Sirvo-me desta máxima de Sêneca como “pano de fundo” para a reflexão a que me proponho. Na literatura popular, ainda é corrente o vínculo de alguém com a pessoa que poupa uma vida, como se a tivesse dado, através de laços que só se desfazem quando o favor é retribuído e a vida é “restituída”.
No dia 21 de março, o Conselho Federal de Medicina lançou um documento em que concorda com a Reforma do Código Penal que afasta a ilicitude do aborto nas seguintes condições:
a) Quando houver risco à vida ou à saúde da gestante; b) se a gravidez resultar de violação da dignidade sexual ou do emprego não consentido de técnica de reprodução assistida; c) se for comprovada a anencefalia ou quando o feto padecer de graves e incuráveis anomalias que invibiabilizem a vida independente; d) se por vontade da gestante, até a 12ª semana da gestação.

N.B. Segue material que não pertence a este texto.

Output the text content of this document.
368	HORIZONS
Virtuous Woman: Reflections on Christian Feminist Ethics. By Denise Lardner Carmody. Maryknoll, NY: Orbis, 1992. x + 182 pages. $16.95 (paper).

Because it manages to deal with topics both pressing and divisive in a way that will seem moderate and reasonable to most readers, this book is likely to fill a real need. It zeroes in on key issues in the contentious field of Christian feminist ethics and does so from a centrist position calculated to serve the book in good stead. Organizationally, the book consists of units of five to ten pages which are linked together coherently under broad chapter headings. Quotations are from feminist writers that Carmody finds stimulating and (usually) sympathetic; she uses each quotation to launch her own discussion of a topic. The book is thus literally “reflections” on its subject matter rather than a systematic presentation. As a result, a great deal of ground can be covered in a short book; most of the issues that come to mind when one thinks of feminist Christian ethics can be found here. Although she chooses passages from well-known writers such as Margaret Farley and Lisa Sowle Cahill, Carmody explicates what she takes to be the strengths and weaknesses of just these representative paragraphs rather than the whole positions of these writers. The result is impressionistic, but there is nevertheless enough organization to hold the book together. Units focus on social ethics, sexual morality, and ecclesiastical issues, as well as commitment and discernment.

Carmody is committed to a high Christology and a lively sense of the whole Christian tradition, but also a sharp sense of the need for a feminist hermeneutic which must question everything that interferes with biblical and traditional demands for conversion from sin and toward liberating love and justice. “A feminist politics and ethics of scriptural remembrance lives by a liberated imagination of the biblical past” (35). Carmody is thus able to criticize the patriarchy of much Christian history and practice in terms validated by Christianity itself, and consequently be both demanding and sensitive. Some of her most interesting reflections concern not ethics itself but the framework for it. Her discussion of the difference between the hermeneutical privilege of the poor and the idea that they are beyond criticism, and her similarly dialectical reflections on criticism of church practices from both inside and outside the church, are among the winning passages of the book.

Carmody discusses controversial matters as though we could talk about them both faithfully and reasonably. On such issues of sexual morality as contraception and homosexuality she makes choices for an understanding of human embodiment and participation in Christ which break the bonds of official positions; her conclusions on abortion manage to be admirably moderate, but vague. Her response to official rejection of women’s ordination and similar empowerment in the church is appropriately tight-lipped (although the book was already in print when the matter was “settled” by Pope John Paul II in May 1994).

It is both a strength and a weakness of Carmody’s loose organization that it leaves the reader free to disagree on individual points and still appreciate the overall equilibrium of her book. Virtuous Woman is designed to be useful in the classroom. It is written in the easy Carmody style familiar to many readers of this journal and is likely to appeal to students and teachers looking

No fundo, o argumento maior é o de que “a mulher é dona de seu próprio corpo”. Argumento falacioso que não tem sustentação em si e que pode, inclusive, justificar situações como a prostituição e até mesmo o suicídio. Se eu sou “dono do meu corpo”, faço dele o que eu bem entender. E não é assim. Ainda mais quando se trata de uma gravidez, quando uma vida está em curso, indefesa, no ventre da mãe. A partir do momento da concepção, a mãe carrega consigo uma outra vida, mesmo que em germe, e, por isso, já não é mais “dona” de seu corpo. Há algum tempo se falava da possibilidade de se descriminalizar o aborto em casos de estupro. Agora já se fala em “se por vontade da gestante, até a 12ª. semana”, isto é, até o terceiro mês.
Na verdade, a proposta do Conselho Federal de Medicina é abrir uma janela que, num futuro próximo, se transformará numa porta escancarada para o aborto geral. Agora se aprova o aborto até a 12ª semana de gestação, depois se pula para a 24ª semana e, depois, se pode abortar no último mês da gravidez.
A posição do Conselho Federal de Medicina é a de Herodes: mandou matar todos os meninos até dois anos, pensando estar entre eles o menino Jesus. Mas, você poderá argumentar: mas a situação do aborto é diferente. E eu concordo, diferente e mais grave, pois tira a vida de seres indefesos. Um crime hediondo, para não dizer, bárbaro. A Igreja defende os indefesos e, para ela, a vida começa na concepção e termina na morte natural. Se existe algo que a Igreja não negocia é a vida. O aborto não se justifica em nenhum momento e em nenhuma circunstância. Ao defensor do aborto eu sempre digo: pena que seus pais não pensam como você, assim você não estaria aqui para se somar àqueles que só buscam o conforto próprio, defendendo ideias estapafúrdias.
Estamos vivendo num mundo sem Deus, um mundo secularizado que julga não mais precisar de Deus. Um mundo onde impera o individualismo, o hedonismo, o agnosticismo. Quem não crê em Deus acaba não crendo nos outros e até mesmo em si próprio.
Vivemos num país que se classifica como “democrático”, onde as decisões vêm sempre de cima e o povo nunca é consultado. Por que o nobre Conselho Federal de Medicina, já que está tão convicto de suas resoluções, não propôs um “plebiscito” para saber o que o povo pensa sobre o assunto? Que poder tem o referido Conselho para legislar em matéria tão grave?
Quer dizer que, o que é bom para o Conselho é bom para o povo?
Será que os nobres conselheiros estão realmente preocupados com a saúde das grávidas? Nós nos arrepiamos com os horrores do “holocausto” de Hitler, matando, sem dó nem piedade, seis milhões de judeus e queremos usar o dinheiro do povo para financiar a morte de seres inocentes. Será um novo “holocausto”, tão desumano quanto o primeiro.